Il était seul.
Fût-il entouré de gens, d’autres humains…, fût-il dans un endroit… crowded…, eut-il pu sentir la sueur, la puanteur, ou la douceur d’une autre… personne… ; tout cela n’eût fait aucune différence : il était seul.
Machinalement se levait son bras, régulier en était l’intervalle, bien huilée, la mécanique. Perdus dans le vide, vitreux étaient ses yeux. Immobile, le reste. Aveugle sans l’être. Mort sans l’être. Un épouvantail, sans devenir.
Quelque chose lui restait, néanmoins, c’était ce petit mouvement, quand le petit objet qu’il tenait dans sa main, et qui semblait l’empêcher de tout bonnement s’écrouler, venait à s’être vidé, oui, ce petit mouvement où, il tapotait très faiblement la table, et où, bien vite après, apparaissait dans sa main un autre petit objet, en tout point similaire au précédent, et qui lui permettait, à nouveau, c’est ce qui semblait, qu’il ne s’écroulât pas sur le sol en crevant comme un chien.
Oui, la terre eut pu s’effondrer autour de lui, tant qu’il tenait cette chose, remplie, dans sa main, il aurait continué à être là, sans s’en apercevoir.
Oui, le bras continuait de se lever, de se baisser, le tapotement sur la table intervenait encore lorsque nécessaire, et ce circuit roulerait sans interruption, toute la soirée.
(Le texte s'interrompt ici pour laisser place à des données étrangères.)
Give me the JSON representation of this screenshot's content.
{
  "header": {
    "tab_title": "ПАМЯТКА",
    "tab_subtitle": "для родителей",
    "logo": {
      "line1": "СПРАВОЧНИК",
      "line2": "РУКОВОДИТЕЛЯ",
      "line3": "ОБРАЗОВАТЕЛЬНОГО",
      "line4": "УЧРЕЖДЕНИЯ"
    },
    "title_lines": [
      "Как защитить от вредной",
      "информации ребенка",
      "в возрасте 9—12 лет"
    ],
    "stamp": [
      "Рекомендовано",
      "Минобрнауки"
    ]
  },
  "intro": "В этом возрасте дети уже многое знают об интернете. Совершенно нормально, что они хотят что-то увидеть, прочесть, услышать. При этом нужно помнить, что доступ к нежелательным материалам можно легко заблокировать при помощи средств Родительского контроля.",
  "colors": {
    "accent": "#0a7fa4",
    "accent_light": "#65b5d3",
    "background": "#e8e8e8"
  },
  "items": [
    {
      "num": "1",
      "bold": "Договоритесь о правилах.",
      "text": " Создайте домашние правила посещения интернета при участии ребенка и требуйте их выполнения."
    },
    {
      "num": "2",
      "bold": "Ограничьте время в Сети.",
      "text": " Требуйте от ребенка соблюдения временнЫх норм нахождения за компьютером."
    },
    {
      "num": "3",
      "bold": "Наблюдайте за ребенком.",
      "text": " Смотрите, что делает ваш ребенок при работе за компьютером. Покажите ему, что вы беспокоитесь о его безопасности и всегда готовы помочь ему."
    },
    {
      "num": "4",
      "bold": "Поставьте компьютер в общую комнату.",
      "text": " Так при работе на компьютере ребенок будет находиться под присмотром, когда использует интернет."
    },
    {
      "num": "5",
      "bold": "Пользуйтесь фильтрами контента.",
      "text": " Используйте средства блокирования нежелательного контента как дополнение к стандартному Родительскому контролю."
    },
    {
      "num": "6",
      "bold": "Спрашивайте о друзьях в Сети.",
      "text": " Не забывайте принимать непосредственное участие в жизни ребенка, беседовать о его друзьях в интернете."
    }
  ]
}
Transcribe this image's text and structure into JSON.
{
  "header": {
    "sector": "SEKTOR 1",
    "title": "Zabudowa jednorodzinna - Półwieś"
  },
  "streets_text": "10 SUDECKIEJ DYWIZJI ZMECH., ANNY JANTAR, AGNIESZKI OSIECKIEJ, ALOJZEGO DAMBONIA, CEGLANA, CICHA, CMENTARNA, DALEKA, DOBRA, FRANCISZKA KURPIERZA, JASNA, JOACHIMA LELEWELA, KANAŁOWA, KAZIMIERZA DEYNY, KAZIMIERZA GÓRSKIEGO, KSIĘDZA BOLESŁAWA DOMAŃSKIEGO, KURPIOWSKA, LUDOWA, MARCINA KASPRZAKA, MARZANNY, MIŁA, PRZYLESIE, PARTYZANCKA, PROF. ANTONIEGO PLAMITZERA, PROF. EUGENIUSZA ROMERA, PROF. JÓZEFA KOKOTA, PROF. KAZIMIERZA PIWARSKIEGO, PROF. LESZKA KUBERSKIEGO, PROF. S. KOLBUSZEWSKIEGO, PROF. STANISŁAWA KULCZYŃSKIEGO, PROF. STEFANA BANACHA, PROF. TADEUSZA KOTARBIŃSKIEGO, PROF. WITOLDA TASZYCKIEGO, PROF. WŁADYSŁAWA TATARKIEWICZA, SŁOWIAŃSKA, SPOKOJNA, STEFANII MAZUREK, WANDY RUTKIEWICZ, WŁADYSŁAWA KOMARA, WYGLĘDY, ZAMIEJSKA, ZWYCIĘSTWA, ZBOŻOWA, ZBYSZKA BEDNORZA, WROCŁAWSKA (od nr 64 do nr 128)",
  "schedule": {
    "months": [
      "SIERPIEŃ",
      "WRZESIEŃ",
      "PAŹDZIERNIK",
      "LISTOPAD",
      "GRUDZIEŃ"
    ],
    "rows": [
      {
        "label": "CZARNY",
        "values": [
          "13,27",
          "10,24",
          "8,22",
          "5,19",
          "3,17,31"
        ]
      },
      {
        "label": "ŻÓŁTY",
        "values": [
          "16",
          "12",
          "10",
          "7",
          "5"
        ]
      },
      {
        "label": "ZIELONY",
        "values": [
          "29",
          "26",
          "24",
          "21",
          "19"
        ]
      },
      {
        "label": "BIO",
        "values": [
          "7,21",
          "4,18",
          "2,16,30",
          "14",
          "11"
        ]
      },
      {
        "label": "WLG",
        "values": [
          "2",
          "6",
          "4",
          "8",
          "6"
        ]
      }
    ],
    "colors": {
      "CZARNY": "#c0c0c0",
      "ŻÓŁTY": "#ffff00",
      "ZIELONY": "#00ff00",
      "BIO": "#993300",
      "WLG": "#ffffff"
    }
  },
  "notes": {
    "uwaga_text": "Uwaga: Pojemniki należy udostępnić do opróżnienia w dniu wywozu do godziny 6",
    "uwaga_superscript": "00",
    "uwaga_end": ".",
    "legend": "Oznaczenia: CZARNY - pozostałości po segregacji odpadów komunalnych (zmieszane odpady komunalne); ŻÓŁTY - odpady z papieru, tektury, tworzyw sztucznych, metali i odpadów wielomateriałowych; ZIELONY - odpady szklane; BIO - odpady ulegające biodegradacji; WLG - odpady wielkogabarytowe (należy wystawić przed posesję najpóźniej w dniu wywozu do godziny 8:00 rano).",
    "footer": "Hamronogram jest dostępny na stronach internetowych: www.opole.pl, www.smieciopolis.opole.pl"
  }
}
Que pouvait bien penser un homme dans cet état, à cet instant ? Peut-être, ne pensait-il même plus. Plus qu’une masse inerte et silencieuse ; qu’un homme reste trop longtemps triste, et sa tristesse n’aura plus besoin de motif, elle le sera devenue : il est mieux être triste que ne rien être.
Mais, peut-être, tandis que, sans raison, il braque soudain son regard sur le liquide que contient son verre, il aperçoit son reflet. Qu’y voit-il ? Sa vie passée ? Y défile-t-elle, alors que lui a renoncé ? Lui revient-il soudain, entre autres choses, par hasard, cette femme, qu’il a, dans un lointain, aimée ? Est-ce la douleur, qu’il sent alors ? Celle, qu’il avait oubliée ? Voulu oubliée… Se racle-t-il la gorge pour cracher sur le sol pendant que ces souvenirs étranges l’assaillent ?
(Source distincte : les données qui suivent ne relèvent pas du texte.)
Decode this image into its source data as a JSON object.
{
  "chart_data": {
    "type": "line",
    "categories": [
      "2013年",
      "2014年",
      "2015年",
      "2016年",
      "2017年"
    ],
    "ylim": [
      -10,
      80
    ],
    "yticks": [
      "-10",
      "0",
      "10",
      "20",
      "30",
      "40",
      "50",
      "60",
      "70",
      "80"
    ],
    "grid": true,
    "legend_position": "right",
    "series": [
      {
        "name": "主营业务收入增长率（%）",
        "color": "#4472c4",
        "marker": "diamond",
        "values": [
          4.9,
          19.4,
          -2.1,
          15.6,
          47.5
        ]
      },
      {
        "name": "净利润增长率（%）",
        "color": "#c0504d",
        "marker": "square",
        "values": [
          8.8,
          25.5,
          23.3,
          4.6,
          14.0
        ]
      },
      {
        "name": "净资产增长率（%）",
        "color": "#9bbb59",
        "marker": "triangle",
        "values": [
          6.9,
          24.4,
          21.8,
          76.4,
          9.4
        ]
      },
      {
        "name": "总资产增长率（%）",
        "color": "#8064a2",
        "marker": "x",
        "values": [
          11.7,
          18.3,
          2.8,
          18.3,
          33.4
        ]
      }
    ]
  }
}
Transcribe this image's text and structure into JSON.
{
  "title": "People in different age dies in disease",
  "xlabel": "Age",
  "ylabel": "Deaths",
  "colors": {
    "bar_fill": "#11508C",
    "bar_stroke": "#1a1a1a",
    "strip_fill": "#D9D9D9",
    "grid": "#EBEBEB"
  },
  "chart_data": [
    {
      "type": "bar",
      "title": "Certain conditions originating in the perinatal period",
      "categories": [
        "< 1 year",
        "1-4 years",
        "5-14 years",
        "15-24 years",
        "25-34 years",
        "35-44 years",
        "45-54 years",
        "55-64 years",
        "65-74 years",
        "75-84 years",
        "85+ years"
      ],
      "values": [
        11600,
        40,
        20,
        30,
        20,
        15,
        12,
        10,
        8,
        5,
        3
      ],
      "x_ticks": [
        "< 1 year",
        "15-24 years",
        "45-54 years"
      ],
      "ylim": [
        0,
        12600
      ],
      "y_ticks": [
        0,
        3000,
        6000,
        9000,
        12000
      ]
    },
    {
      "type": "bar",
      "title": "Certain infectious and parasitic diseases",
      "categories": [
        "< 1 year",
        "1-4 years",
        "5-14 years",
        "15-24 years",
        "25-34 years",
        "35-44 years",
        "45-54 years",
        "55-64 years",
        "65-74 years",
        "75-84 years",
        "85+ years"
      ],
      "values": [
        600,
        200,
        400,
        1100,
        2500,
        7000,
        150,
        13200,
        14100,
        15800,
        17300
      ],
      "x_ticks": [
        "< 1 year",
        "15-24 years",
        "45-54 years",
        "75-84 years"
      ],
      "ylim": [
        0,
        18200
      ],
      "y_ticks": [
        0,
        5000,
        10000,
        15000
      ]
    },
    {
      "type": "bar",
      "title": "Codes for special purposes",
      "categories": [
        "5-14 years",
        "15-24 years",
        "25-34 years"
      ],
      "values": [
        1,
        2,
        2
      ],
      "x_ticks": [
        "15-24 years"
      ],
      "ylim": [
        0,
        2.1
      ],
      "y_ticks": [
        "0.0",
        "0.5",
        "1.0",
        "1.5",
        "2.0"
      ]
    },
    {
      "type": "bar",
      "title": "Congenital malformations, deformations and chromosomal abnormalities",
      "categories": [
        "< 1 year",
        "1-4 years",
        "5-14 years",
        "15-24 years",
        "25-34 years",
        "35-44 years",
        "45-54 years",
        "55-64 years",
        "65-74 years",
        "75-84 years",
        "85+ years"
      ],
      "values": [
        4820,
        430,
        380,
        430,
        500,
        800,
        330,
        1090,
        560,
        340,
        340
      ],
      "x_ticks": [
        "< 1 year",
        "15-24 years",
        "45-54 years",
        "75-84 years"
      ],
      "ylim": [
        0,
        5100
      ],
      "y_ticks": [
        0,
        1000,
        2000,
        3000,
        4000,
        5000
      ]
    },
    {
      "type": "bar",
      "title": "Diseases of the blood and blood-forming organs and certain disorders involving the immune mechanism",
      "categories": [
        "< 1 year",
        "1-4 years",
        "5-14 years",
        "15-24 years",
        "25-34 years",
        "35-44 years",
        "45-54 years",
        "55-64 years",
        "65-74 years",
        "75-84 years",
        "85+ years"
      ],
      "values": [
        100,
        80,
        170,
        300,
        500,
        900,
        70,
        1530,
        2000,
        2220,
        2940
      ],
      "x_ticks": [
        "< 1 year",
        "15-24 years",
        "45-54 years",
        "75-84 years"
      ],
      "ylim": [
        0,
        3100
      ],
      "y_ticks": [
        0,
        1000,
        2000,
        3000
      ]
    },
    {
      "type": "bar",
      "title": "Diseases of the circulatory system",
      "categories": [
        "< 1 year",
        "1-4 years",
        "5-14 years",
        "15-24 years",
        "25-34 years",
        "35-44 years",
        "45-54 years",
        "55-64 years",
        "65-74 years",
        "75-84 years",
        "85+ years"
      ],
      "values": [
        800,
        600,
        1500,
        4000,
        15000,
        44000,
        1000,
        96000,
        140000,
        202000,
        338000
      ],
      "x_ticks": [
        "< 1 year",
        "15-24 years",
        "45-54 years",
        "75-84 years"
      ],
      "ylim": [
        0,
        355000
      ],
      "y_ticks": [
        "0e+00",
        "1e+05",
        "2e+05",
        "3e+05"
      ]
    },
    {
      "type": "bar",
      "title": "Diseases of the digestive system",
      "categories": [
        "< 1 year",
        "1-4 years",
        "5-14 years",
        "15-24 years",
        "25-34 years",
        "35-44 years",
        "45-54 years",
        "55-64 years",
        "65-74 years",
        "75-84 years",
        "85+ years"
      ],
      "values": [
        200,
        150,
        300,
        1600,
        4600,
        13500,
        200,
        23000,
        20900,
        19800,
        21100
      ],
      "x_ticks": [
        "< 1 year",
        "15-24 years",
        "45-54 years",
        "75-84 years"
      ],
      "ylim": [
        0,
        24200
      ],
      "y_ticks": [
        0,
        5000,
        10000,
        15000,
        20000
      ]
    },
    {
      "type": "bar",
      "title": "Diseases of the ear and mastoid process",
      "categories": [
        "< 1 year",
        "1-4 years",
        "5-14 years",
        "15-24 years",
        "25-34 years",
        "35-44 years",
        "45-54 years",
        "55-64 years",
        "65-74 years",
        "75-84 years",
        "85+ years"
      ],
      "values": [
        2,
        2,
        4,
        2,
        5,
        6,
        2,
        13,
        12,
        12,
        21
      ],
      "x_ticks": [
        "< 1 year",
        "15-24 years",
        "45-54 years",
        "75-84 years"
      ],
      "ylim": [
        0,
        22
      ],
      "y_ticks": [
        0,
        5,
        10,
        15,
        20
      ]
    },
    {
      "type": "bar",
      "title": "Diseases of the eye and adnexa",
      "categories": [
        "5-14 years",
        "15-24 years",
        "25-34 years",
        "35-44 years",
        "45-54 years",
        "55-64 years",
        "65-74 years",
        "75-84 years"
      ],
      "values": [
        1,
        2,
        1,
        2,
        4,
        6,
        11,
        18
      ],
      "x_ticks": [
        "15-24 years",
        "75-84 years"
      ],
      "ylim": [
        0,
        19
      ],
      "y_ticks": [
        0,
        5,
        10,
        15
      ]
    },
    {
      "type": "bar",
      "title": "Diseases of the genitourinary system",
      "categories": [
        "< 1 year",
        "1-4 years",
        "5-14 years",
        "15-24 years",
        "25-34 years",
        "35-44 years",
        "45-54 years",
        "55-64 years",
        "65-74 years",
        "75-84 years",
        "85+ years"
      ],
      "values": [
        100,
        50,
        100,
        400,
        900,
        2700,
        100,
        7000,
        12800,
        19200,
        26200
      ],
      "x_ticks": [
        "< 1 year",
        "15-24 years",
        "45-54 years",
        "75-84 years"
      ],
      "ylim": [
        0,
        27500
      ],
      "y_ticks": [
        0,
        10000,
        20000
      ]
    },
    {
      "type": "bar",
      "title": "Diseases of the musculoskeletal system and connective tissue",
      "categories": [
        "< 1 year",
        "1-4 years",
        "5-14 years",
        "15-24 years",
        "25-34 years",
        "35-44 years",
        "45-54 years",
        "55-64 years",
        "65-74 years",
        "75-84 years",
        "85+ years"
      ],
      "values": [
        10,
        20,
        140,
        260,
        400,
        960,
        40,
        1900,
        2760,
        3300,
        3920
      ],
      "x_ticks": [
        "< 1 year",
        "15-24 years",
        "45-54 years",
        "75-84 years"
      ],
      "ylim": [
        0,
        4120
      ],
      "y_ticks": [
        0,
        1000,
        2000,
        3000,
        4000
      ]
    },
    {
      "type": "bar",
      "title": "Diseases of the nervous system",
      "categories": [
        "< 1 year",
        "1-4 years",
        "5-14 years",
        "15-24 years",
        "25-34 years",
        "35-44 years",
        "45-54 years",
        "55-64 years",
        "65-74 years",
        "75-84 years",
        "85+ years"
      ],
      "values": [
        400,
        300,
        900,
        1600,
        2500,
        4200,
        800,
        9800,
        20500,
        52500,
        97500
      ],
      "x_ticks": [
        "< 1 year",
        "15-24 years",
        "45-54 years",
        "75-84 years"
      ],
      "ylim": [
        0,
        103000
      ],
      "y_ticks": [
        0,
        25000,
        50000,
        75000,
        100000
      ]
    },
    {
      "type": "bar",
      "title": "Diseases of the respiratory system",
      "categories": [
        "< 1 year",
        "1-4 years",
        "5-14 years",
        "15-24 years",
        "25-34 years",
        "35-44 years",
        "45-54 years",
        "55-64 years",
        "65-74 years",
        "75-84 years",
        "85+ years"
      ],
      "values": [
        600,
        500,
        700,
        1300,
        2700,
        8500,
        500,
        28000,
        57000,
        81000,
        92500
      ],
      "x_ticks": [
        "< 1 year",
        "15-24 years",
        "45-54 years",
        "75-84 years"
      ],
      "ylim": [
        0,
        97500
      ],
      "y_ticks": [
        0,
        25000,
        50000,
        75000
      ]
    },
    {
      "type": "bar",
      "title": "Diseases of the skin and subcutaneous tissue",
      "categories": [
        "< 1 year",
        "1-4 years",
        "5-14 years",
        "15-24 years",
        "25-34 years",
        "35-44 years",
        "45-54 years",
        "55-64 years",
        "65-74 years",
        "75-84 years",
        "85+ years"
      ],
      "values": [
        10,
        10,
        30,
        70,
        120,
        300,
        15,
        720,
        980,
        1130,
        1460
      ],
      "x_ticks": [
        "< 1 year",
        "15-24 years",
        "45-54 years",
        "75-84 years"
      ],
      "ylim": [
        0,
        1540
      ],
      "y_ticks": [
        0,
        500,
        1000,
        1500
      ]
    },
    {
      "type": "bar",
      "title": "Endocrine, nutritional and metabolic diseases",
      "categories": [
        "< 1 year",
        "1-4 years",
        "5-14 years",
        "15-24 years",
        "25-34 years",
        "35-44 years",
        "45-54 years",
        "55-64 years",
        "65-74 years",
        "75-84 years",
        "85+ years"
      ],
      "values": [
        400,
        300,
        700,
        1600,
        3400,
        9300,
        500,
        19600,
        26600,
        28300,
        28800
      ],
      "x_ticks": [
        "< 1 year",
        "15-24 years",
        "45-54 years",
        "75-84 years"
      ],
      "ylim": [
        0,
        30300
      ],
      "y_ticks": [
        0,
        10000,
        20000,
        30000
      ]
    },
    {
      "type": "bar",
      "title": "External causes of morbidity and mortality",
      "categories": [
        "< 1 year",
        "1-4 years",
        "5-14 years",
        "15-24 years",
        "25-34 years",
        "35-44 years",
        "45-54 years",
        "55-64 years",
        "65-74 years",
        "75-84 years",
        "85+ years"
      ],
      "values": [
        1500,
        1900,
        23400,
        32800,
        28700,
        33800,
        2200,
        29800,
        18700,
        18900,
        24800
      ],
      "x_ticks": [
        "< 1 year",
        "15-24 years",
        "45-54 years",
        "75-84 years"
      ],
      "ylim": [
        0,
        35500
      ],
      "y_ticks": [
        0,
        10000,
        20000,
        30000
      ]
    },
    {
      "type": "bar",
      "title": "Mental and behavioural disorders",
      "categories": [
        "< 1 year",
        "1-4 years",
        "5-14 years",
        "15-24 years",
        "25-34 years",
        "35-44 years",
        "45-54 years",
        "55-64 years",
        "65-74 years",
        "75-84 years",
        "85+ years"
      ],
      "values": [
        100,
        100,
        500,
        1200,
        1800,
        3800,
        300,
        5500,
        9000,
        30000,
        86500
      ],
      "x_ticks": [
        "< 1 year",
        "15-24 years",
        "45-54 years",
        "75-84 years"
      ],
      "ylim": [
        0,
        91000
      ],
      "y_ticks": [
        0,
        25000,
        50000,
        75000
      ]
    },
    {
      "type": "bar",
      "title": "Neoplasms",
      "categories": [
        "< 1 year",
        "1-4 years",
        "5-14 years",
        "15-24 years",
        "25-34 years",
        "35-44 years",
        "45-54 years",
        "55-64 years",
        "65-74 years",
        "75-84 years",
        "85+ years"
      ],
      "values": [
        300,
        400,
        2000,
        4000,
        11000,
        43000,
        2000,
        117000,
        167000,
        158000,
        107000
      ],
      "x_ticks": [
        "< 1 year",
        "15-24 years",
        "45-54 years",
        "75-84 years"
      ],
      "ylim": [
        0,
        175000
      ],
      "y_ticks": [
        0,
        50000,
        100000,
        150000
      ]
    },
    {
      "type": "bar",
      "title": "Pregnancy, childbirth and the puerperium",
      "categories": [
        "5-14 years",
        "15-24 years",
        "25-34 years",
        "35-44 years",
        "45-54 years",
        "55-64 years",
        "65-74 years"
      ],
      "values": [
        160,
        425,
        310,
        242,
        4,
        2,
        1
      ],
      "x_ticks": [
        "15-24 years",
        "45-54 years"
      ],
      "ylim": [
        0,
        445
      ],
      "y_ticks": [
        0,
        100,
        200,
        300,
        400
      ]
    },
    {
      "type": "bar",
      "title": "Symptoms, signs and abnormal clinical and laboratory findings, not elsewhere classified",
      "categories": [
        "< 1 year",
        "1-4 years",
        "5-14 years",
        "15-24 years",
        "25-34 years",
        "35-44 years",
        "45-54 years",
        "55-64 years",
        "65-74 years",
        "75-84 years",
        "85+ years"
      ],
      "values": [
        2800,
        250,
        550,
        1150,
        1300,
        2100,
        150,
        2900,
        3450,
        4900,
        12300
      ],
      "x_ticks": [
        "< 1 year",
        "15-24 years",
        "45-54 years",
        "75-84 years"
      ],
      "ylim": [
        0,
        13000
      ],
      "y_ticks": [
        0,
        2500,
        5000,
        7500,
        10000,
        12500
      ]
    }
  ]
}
Non, très certainement que non. Très certainement que l’image liquide a disparu dans sa bouche lorsque le corps a repris son automatisme. Très certainement a-t-il vidé ce petit objet, puis, très certainement, en a-t-il rapidement eu un autre dans la main, puis, encore un autre, et ainsi de suite. Oui, très certainement que durant toute la soirée, il a continué, à tout vider. Jusqu’à ce qu’il ne restât plus rien. Pas même lui.